Activity through forums, Facebook, Twitter and even the consoles themselves creates a direct link from company to consumer. The trick is to ensure the link works both ways.“Gaming is built on a foundation of user interaction – when you perform an action, you expect a reaction,” says Daniel Maher, Xbox Live Editor for Microsoft Europe and co-host on Xbox Live show SentUAMessage. “That’s the principle we apply to Inside Xbox. Our fans aren’t the passive sort – when they’re not gaming, they’re constantly on the hunt for new information, or communicating with each other via Xbox Live and other social networks.”
These networks have significantly expanded the scope of community management. No longer are firms dealing only with traditional message boards, which require time, money and maintenance to run. Instead the hard work is handled by Twitter and Facebook, making it easier to interact with millions at no extra cost. Except effort.
Nick Price, community manager at Hitman developer IO Interactive, adds: “Using tools that are free is obviously a bonus but we often look to deliver something extra like apps for Facebook. This can cost money, but it’s the same sort of investment as marketing.

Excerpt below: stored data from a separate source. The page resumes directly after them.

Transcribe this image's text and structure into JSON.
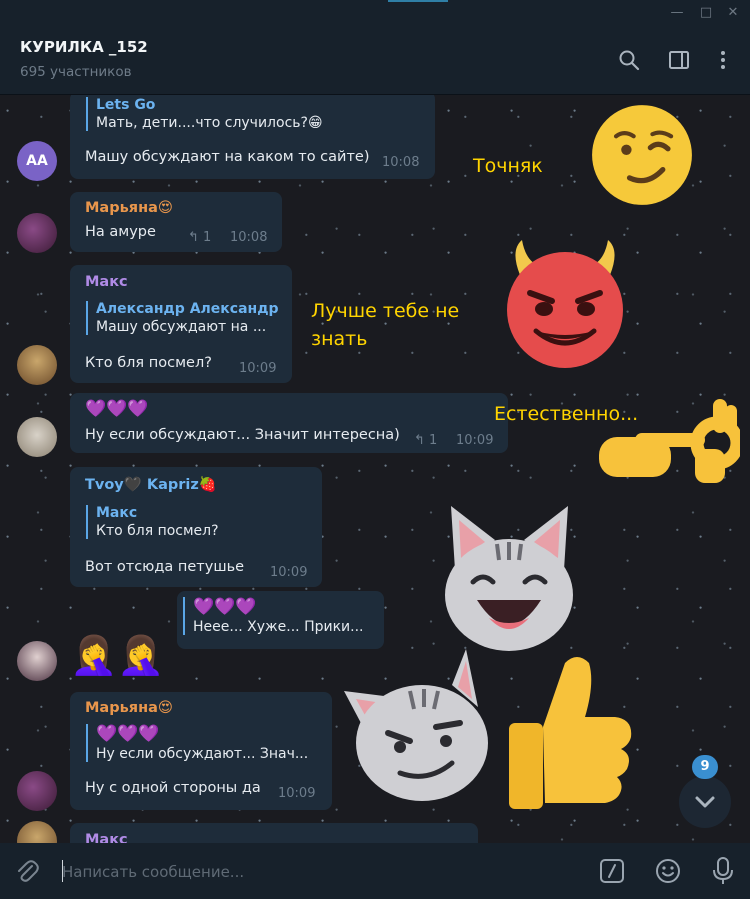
{
  "window": {
    "minimize": "—",
    "maximize": "□",
    "close": "✕"
  },
  "header": {
    "title": "КУРИЛКА _152",
    "subtitle": "695 участников"
  },
  "messages": [
    {
      "reply_name": "Lets Go",
      "reply_text": "Мать, дети....что случилось?😁",
      "text": "Машу обсуждают на каком то сайте)",
      "time": "10:08",
      "avatar_initials": "AA"
    },
    {
      "sender": "Марьяна😍",
      "text": "На амуре",
      "replies": "1",
      "time": "10:08"
    },
    {
      "sender": "Макс",
      "reply_name": "Александр Александр",
      "reply_text": "Машу обсуждают на ...",
      "text": "Кто бля посмел?",
      "time": "10:09"
    },
    {
      "hearts": "💜💜💜",
      "text": "Ну если обсуждают... Значит интересна)",
      "replies": "1",
      "time": "10:09"
    },
    {
      "sender": "Tvoy🖤 Kapriz🍓",
      "reply_name": "Макс",
      "reply_text": "Кто бля посмел?",
      "text": "Вот отсюда петушье",
      "time": "10:09"
    },
    {
      "reply_hearts": "💜💜💜",
      "reply_text": "Неее... Хуже... Прики..."
    },
    {
      "emoji": "🤦‍♀️🤦‍♀️"
    },
    {
      "sender": "Марьяна😍",
      "reply_hearts": "💜💜💜",
      "reply_text": "Ну если обсуждают... Знач...",
      "text": "Ну с одной стороны да",
      "time": "10:09"
    },
    {
      "sender": "Макс"
    }
  ],
  "stickers": {
    "s1": "Точняк",
    "s2_line1": "Лучше тебе не",
    "s2_line2": "знать",
    "s3": "Естественно..."
  },
  "composer": {
    "placeholder": "Написать сообщение..."
  },
  "scroll": {
    "unread_count": "9"
  },
  "colors": {
    "accent": "#3a8fd0",
    "bubble": "#1e2c3a",
    "sticker_text": "#ffd400",
    "orange_name": "#e8964c",
    "purple_name": "#b08be6",
    "blue_name": "#6cb3f0"
  }
}
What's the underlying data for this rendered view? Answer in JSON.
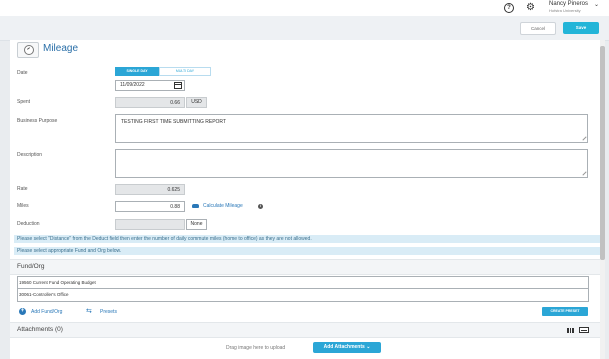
{
  "header": {
    "help_icon": "question-circle-icon",
    "settings_icon": "gear-icon",
    "user_name": "Nancy Pineros",
    "user_org": "Hofstra University",
    "user_caret": "⌄"
  },
  "actions": {
    "cancel_label": "Cancel",
    "save_label": "Save"
  },
  "page": {
    "title": "Mileage",
    "icon": "speedometer-icon"
  },
  "form": {
    "date": {
      "label": "Date",
      "mode_options": [
        "SINGLE DAY",
        "MULTI DAY"
      ],
      "selected_mode": "SINGLE DAY",
      "value": "11/09/2022"
    },
    "spent": {
      "label": "Spent",
      "value": "0.66",
      "currency": "USD"
    },
    "business_purpose": {
      "label": "Business Purpose",
      "value": "TESTING FIRST TIME SUBMITTING REPORT"
    },
    "description": {
      "label": "Description",
      "value": ""
    },
    "rate": {
      "label": "Rate",
      "value": "0.625"
    },
    "miles": {
      "label": "Miles",
      "value": "0.88",
      "calculate_link": "Calculate Mileage"
    },
    "deduction": {
      "label": "Deduction",
      "value": "",
      "select_value": "None"
    }
  },
  "notices": [
    "Please select \"Distance\" from the Deduct field then enter the number of daily commute miles (home to office) as they are not allowed.",
    "Please select appropriate Fund and Org below."
  ],
  "fund_org": {
    "title": "Fund/Org",
    "rows": [
      "19560 Current Fund Operating Budget",
      "30061-Controller's Office"
    ],
    "add_link": "Add Fund/Org",
    "presets_link": "Presets",
    "create_preset_label": "CREATE PRESET"
  },
  "attachments": {
    "title": "Attachments",
    "count": "(0)",
    "drag_text": "Drag image here to upload",
    "add_label": "Add Attachments ⌄"
  },
  "colors": {
    "accent": "#2ba6d6",
    "link": "#2a78b8",
    "notice_bg": "#d9ecf6"
  }
}
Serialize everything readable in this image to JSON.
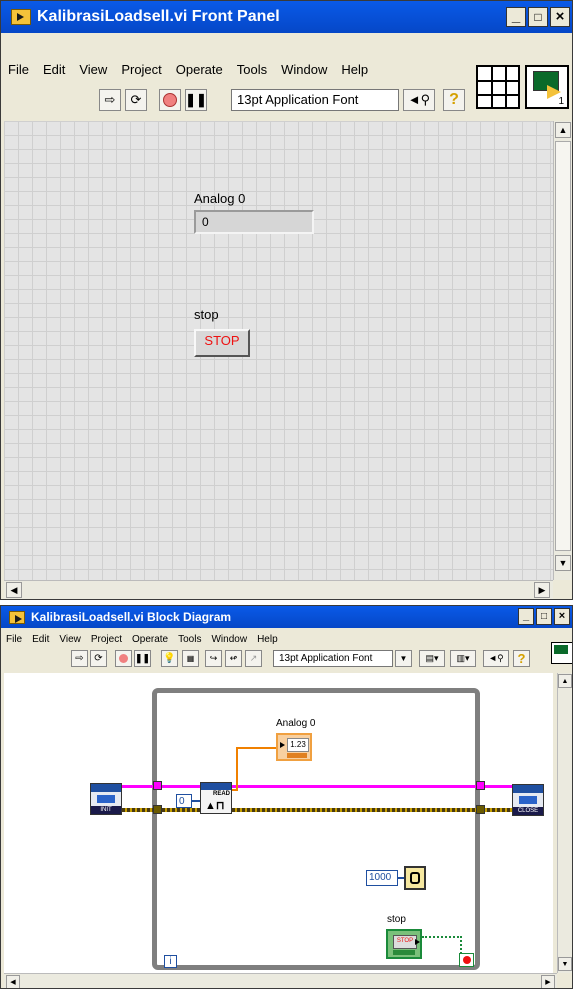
{
  "front_panel": {
    "title": "KalibrasiLoadsell.vi Front Panel",
    "window_buttons": [
      "_",
      "□",
      "×"
    ],
    "menu": [
      "File",
      "Edit",
      "View",
      "Project",
      "Operate",
      "Tools",
      "Window",
      "Help"
    ],
    "font_selector": "13pt Application Font",
    "controls": {
      "analog_label": "Analog 0",
      "analog_value": "0",
      "stop_label": "stop",
      "stop_button_text": "STOP"
    },
    "connector_pane_number": "1"
  },
  "block_diagram": {
    "title": "KalibrasiLoadsell.vi Block Diagram",
    "window_buttons": [
      "_",
      "□",
      "×"
    ],
    "menu": [
      "File",
      "Edit",
      "View",
      "Project",
      "Operate",
      "Tools",
      "Window",
      "Help"
    ],
    "font_selector": "13pt Application Font",
    "nodes": {
      "analog_label": "Analog 0",
      "indicator_text": "1.23",
      "init_text": "INIT",
      "read_text": "READ",
      "close_text": "CLOSE",
      "pin_constant": "0",
      "wait_constant": "1000",
      "stop_label": "stop",
      "stop_terminal_text": "STOP",
      "iteration_label": "i"
    }
  },
  "colors": {
    "titlebar": "#0a5ae8",
    "grid_bg": "#e4e4e4",
    "stop_text": "#e11111",
    "wire_pink": "#ff00ff",
    "wire_dark": "#4a3a10",
    "wire_yellow": "#c8a000",
    "while_loop": "#7f7f7f"
  }
}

We see our community as a long-term investment.”
And crucially, it’s important to remember that the community has invested just as much emotion into games as the publishers.“We should always care what gamers think of the game they’ve bought,” says Codemasters’ digital marketing director Lizzie Wilding. “A lot of time, money and emotional vested interest goes into playing the game, and so to allow anyone to get involved with that through community and social media is very valuable.”
Maher warns that companies treating social media as free advertising are doing themselves a disservice: “If you’re planning to use it as a cheap substitute for a press release, ad banner or mini-site, the majority of gamers will cry foul pretty quickly and your stock among fans will plummet accordingly.”The emphasis, then, should be on actually socialising with the fans. In this way, a more personal bond can be developed – one that must be tended to on at least a daily basis.
Price says: “It’s important to constantly interact as that’s a part of human nature. We have to nurse our community, to ensure we have a steady and engaged fanbase, one which will share their excitement with a wider group.”
THE AMBASSADOR’S RECEPTION
Efficient community management can mold gamers into consumer ambassadors, fans that will readily promote and champion upcoming titles to their peers. These emissaries can often spread a publisher’s message to people that are beyond their reach, such as relatives and other non-gamers.
“People will always tell friends and family about a show they’ve seen, an album they’ve heard or a game they’ve played, and it’ll always have some degree of influence on their own purchasing decisions and those of whoever they decide to tell,” explains Maher.
“Consumer ‘ambassadors’ do precisely the same thing to a wider audience and they’re often already respected for their opinions based on the popularity of blogs, Twitter following, and so on.”
Sun adds: “The whole social networking experience has changed the users’ behaviour. Most internet users trust what is recommended by friends on Twitter and Facebook, rather than going to browse sites for find new information. If the ambassador is doing a good job, the audience would ask and consider their opinion more than the others.”
Defries agrees: “I think they can be very effective. There’s a big difference between us promoting a product and a consumer recommending it to acquaintances. At the heart of it there is an issue of trust – consumers are more inclined to follow a friend’s recommendation than a salesman’s.”
However, Maher observes that some consumer ambassadors do not bend as many ears as they would have you believe.
“Within gaming, I think there are very few people who could claim to wield such power, although various blog and fansite owners have convinced naive publishers they do,” he says. “They will have some impact on sales and downloads, but I don’t know how you measure the number of people directly influenced to part with their cash by these folk.”